The Councilmember stated [in the May 17th Hunterdon County Democrat newspaper] that he would like to see the Council draft a resolution in support of ethical campaigning; that the Council ban taking campaign money from “state organizations, county organizations or even private organizations because that money comes with strings attached.” While I agree with the sentiment he expressed, I was wondering if he understood the irony: The irony, of course, was that it was his Republican Party that had acted in the fall elections in the manner he found so offensive. It was his Party that made allegations of corruption that they knew were not true when they said it, said it anyway, and the newspapers declared were not true, also. His Party, not the Democratic Party.
It was his Party which took substantial cash from a local attorney, and then rewarded him with a job as the Flemington Public Defender, and a place in the New Jersey pension system----those were the "strings attached”.
It was his Republican Party that over the years rewarded a local business owner with an economic development consultant contract worth close to $80,000 in return for her support in recent elections. More strings attached.
It was his Party which engaged in the campaign that the Courier News called the “nastiest ever” in Flemington ---- using Karl Rovian-type baseless personal attacks on the integrity and veracity of his Party’s Democratic opponents.
And it was his Party’s candidate who refused to sign an ethical campaign pledge in the February 2006 special election. His Party spent thousands more than the Democratic Party candidates, and moved political campaign cash around from the County Clerk’s campaign to the local Flemington campaign.
So, I think the answer to his concerns are, first, cleaning up the mess in his own Republican Party, and then see what the Borough Council can do. Such is the irony.

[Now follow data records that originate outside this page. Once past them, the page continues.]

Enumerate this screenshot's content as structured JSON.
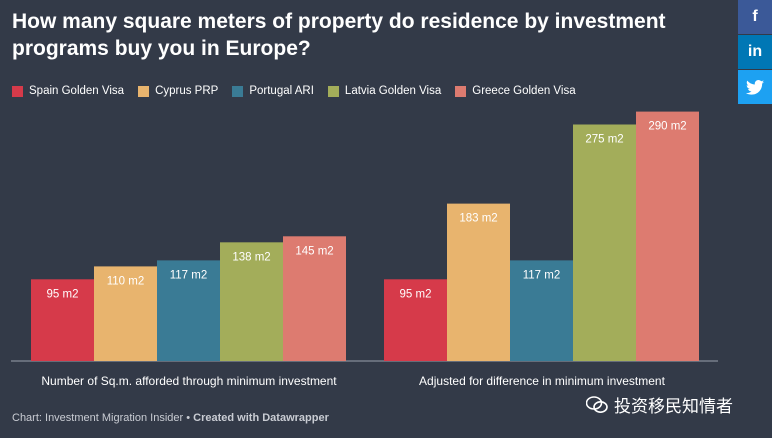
{
  "chart_data": {
    "type": "bar",
    "title": "How many square meters of property do residence by investment programs buy you in Europe?",
    "categories": [
      "Number of Sq.m. afforded through minimum investment",
      "Adjusted for difference in minimum investment"
    ],
    "series": [
      {
        "name": "Spain Golden Visa",
        "color": "#d63a4a",
        "values": [
          95,
          95
        ],
        "labels": [
          "95 m2",
          "95 m2"
        ]
      },
      {
        "name": "Cyprus PRP",
        "color": "#e8b46e",
        "values": [
          110,
          183
        ],
        "labels": [
          "110 m2",
          "183 m2"
        ]
      },
      {
        "name": "Portugal ARI",
        "color": "#3a7b95",
        "values": [
          117,
          117
        ],
        "labels": [
          "117 m2",
          "117 m2"
        ]
      },
      {
        "name": "Latvia Golden Visa",
        "color": "#a3ad5a",
        "values": [
          138,
          275
        ],
        "labels": [
          "138 m2",
          "275 m2"
        ]
      },
      {
        "name": "Greece Golden Visa",
        "color": "#dd7b70",
        "values": [
          145,
          290
        ],
        "labels": [
          "145 m2",
          "290 m2"
        ]
      }
    ],
    "ylim": [
      0,
      300
    ],
    "xlabel": "",
    "ylabel": "",
    "legend": "top-left",
    "grid": false
  },
  "share": {
    "facebook": "f",
    "linkedin": "in",
    "twitter_icon": "twitter-bird-icon"
  },
  "footer": {
    "source": "Chart: Investment Migration Insider • ",
    "created_with": "Created with Datawrapper"
  },
  "watermark": {
    "text": "投资移民知情者",
    "icon": "wechat-icon"
  }
}
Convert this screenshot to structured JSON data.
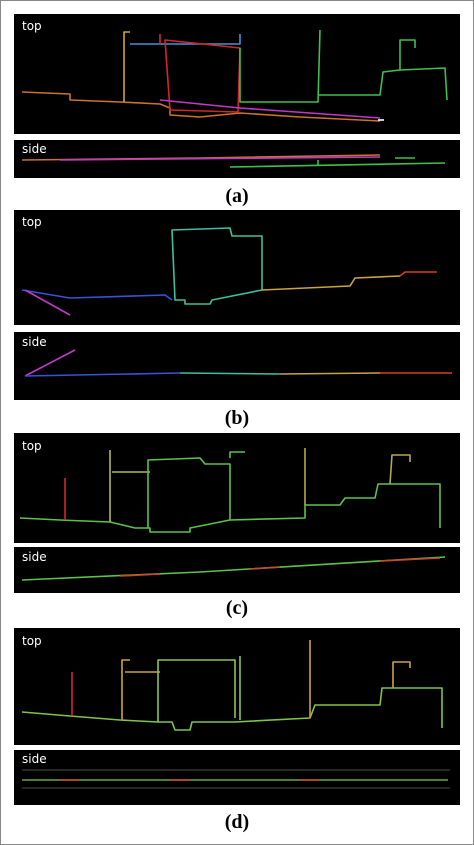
{
  "panels": [
    {
      "top_label": "top",
      "side_label": "side",
      "caption": "(a)"
    },
    {
      "top_label": "top",
      "side_label": "side",
      "caption": "(b)"
    },
    {
      "top_label": "top",
      "side_label": "side",
      "caption": "(c)"
    },
    {
      "top_label": "top",
      "side_label": "side",
      "caption": "(d)"
    }
  ]
}
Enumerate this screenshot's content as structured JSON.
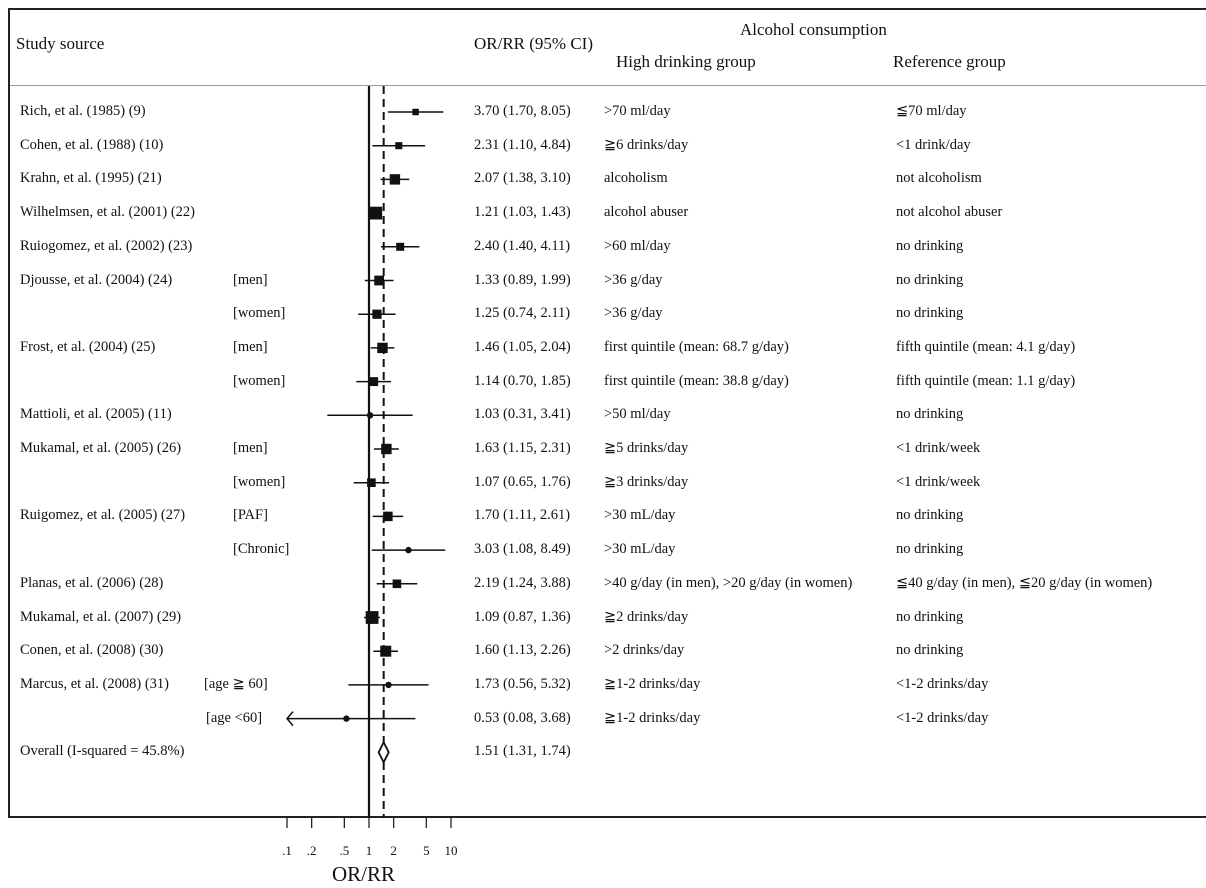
{
  "header": {
    "study": "Study source",
    "estimate": "OR/RR (95% CI)",
    "alcohol": "Alcohol consumption",
    "high": "High drinking group",
    "reference": "Reference group"
  },
  "rows": [
    {
      "study": "Rich, et al. (1985) (9)",
      "subgroup": "",
      "ci_text": "3.70 (1.70, 8.05)",
      "high": ">70 ml/day",
      "ref": "≦70 ml/day"
    },
    {
      "study": "Cohen, et al. (1988) (10)",
      "subgroup": "",
      "ci_text": "2.31 (1.10, 4.84)",
      "high": "≧6 drinks/day",
      "ref": "<1 drink/day"
    },
    {
      "study": "Krahn, et al. (1995) (21)",
      "subgroup": "",
      "ci_text": "2.07 (1.38, 3.10)",
      "high": "alcoholism",
      "ref": "not alcoholism"
    },
    {
      "study": "Wilhelmsen, et al. (2001) (22)",
      "subgroup": "",
      "ci_text": "1.21 (1.03, 1.43)",
      "high": "alcohol abuser",
      "ref": "not alcohol abuser"
    },
    {
      "study": "Ruiogomez, et al. (2002) (23)",
      "subgroup": "",
      "ci_text": "2.40 (1.40, 4.11)",
      "high": ">60 ml/day",
      "ref": "no drinking"
    },
    {
      "study": "Djousse, et al. (2004) (24)",
      "subgroup": "[men]",
      "ci_text": "1.33 (0.89, 1.99)",
      "high": ">36 g/day",
      "ref": "no drinking"
    },
    {
      "study": "",
      "subgroup": "[women]",
      "ci_text": "1.25 (0.74, 2.11)",
      "high": ">36 g/day",
      "ref": "no drinking"
    },
    {
      "study": "Frost, et al. (2004) (25)",
      "subgroup": "[men]",
      "ci_text": "1.46 (1.05, 2.04)",
      "high": "first quintile (mean: 68.7 g/day)",
      "ref": "fifth quintile (mean: 4.1 g/day)"
    },
    {
      "study": "",
      "subgroup": "[women]",
      "ci_text": "1.14 (0.70, 1.85)",
      "high": "first quintile (mean: 38.8 g/day)",
      "ref": "fifth quintile (mean: 1.1 g/day)"
    },
    {
      "study": "Mattioli, et al. (2005) (11)",
      "subgroup": "",
      "ci_text": "1.03 (0.31, 3.41)",
      "high": ">50 ml/day",
      "ref": "no drinking"
    },
    {
      "study": "Mukamal, et al. (2005) (26)",
      "subgroup": "[men]",
      "ci_text": "1.63 (1.15, 2.31)",
      "high": "≧5 drinks/day",
      "ref": "<1 drink/week"
    },
    {
      "study": "",
      "subgroup": "[women]",
      "ci_text": "1.07 (0.65, 1.76)",
      "high": "≧3 drinks/day",
      "ref": "<1 drink/week"
    },
    {
      "study": "Ruigomez, et al. (2005) (27)",
      "subgroup": "[PAF]",
      "ci_text": "1.70 (1.11, 2.61)",
      "high": ">30 mL/day",
      "ref": "no drinking"
    },
    {
      "study": "",
      "subgroup": "[Chronic]",
      "ci_text": "3.03 (1.08, 8.49)",
      "high": ">30 mL/day",
      "ref": "no drinking"
    },
    {
      "study": "Planas, et al. (2006) (28)",
      "subgroup": "",
      "ci_text": "2.19 (1.24, 3.88)",
      "high": ">40 g/day (in men), >20 g/day (in women)",
      "ref": "≦40 g/day (in men), ≦20 g/day (in women)"
    },
    {
      "study": "Mukamal, et al. (2007) (29)",
      "subgroup": "",
      "ci_text": "1.09 (0.87, 1.36)",
      "high": "≧2 drinks/day",
      "ref": "no drinking"
    },
    {
      "study": "Conen, et al. (2008) (30)",
      "subgroup": "",
      "ci_text": "1.60 (1.13, 2.26)",
      "high": ">2 drinks/day",
      "ref": "no drinking"
    },
    {
      "study": "Marcus, et al. (2008) (31)",
      "subgroup": "[age ≧ 60]",
      "ci_text": "1.73 (0.56, 5.32)",
      "high": "≧1-2 drinks/day",
      "ref": "<1-2 drinks/day"
    },
    {
      "study": "",
      "subgroup": "[age <60]",
      "ci_text": "0.53 (0.08, 3.68)",
      "high": "≧1-2 drinks/day",
      "ref": "<1-2 drinks/day"
    },
    {
      "study": "Overall  (I-squared = 45.8%)",
      "subgroup": "",
      "ci_text": "1.51 (1.31, 1.74)",
      "high": "",
      "ref": ""
    }
  ],
  "chart_data": {
    "type": "forest",
    "xlabel": "OR/RR",
    "x_scale": "log",
    "xlim": [
      0.1,
      10
    ],
    "ticks": [
      0.1,
      0.2,
      0.5,
      1,
      2,
      5,
      10
    ],
    "tick_labels": [
      ".1",
      ".2",
      ".5",
      "1",
      "2",
      "5",
      "10"
    ],
    "null_line": 1,
    "pooled_line": 1.51,
    "points": [
      {
        "est": 3.7,
        "lo": 1.7,
        "hi": 8.05,
        "weight": 0.75
      },
      {
        "est": 2.31,
        "lo": 1.1,
        "hi": 4.84,
        "weight": 0.85
      },
      {
        "est": 2.07,
        "lo": 1.38,
        "hi": 3.1,
        "weight": 1.4
      },
      {
        "est": 1.21,
        "lo": 1.03,
        "hi": 1.43,
        "weight": 1.8
      },
      {
        "est": 2.4,
        "lo": 1.4,
        "hi": 4.11,
        "weight": 1.0
      },
      {
        "est": 1.33,
        "lo": 0.89,
        "hi": 1.99,
        "weight": 1.3
      },
      {
        "est": 1.25,
        "lo": 0.74,
        "hi": 2.11,
        "weight": 1.2
      },
      {
        "est": 1.46,
        "lo": 1.05,
        "hi": 2.04,
        "weight": 1.4
      },
      {
        "est": 1.14,
        "lo": 0.7,
        "hi": 1.85,
        "weight": 1.15
      },
      {
        "est": 1.03,
        "lo": 0.31,
        "hi": 3.41,
        "weight": 0.5
      },
      {
        "est": 1.63,
        "lo": 1.15,
        "hi": 2.31,
        "weight": 1.4
      },
      {
        "est": 1.07,
        "lo": 0.65,
        "hi": 1.76,
        "weight": 1.1
      },
      {
        "est": 1.7,
        "lo": 1.11,
        "hi": 2.61,
        "weight": 1.25
      },
      {
        "est": 3.03,
        "lo": 1.08,
        "hi": 8.49,
        "weight": 0.55
      },
      {
        "est": 2.19,
        "lo": 1.24,
        "hi": 3.88,
        "weight": 1.1
      },
      {
        "est": 1.09,
        "lo": 0.87,
        "hi": 1.36,
        "weight": 1.8
      },
      {
        "est": 1.6,
        "lo": 1.13,
        "hi": 2.26,
        "weight": 1.5
      },
      {
        "est": 1.73,
        "lo": 0.56,
        "hi": 5.32,
        "weight": 0.55
      },
      {
        "est": 0.53,
        "lo": 0.08,
        "hi": 3.68,
        "weight": 0.45
      },
      {
        "est": 1.51,
        "lo": 1.31,
        "hi": 1.74,
        "overall": true
      }
    ]
  }
}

In the last quarter century, the American voting public has seen a disturbing trend take place: An alarming decrease in the percentage of those who are registered to vote going to the polls on Election Day. According to David Wallechinsky in Parade Magazine, "One of the more shocking statistics also relates to elections. In a recent survey of the percentage of voting-age citizens who actually cast a ballot in their country’s elections, the United States ranked only 139th out of the 172 nations that held elections." There is an equally alarming increase in the negative tone of campaigning and 'politics of personal destruction' in federal, state and especially in local campaigns. Such was the type of campaign conducted by his Party in Flemington.
I truly believe that in order to change this, we must begin locally at the grass roots level---within each political party.
Basic retail politics in local elections in Flemington used to be the traditional knocking on your neighbor's door, handing out flyers with good ideas for your community, and attending coffee gatherings in the local church or temple meeting room or school community room.
Unfortunately, this has been replaced by the same kind of negative tone and broad-based personal attacks that is typical of the 'Karl Rove/Swiftboat’ variety of campaigning in national elections. And that is not good. There are several things that residents can do right away:
Demand debates by local candidates, sponsored by the League of Women Voters. Letters to the Editor of the local community newspaper requesting in depth coverage of the local race and debate. A voluntary 'Truth in Campaigning' state-wide statute or local ordinance. Fair campaign practices. A "Clean Campaign Pledge" signed by the candidates. For some really great ideas, see an article by Seton Hall Law School Prof. Paula A. Franzese, the Chair of the New Jersey State Ethics Commission, at: http://www.cleancampaigns.net/3.html
Your elected officials, your local newspaper, and your neighbors can all be persuaded to do the right thing---and require the highest standards in New Jersey for clean political campaigns in local elections.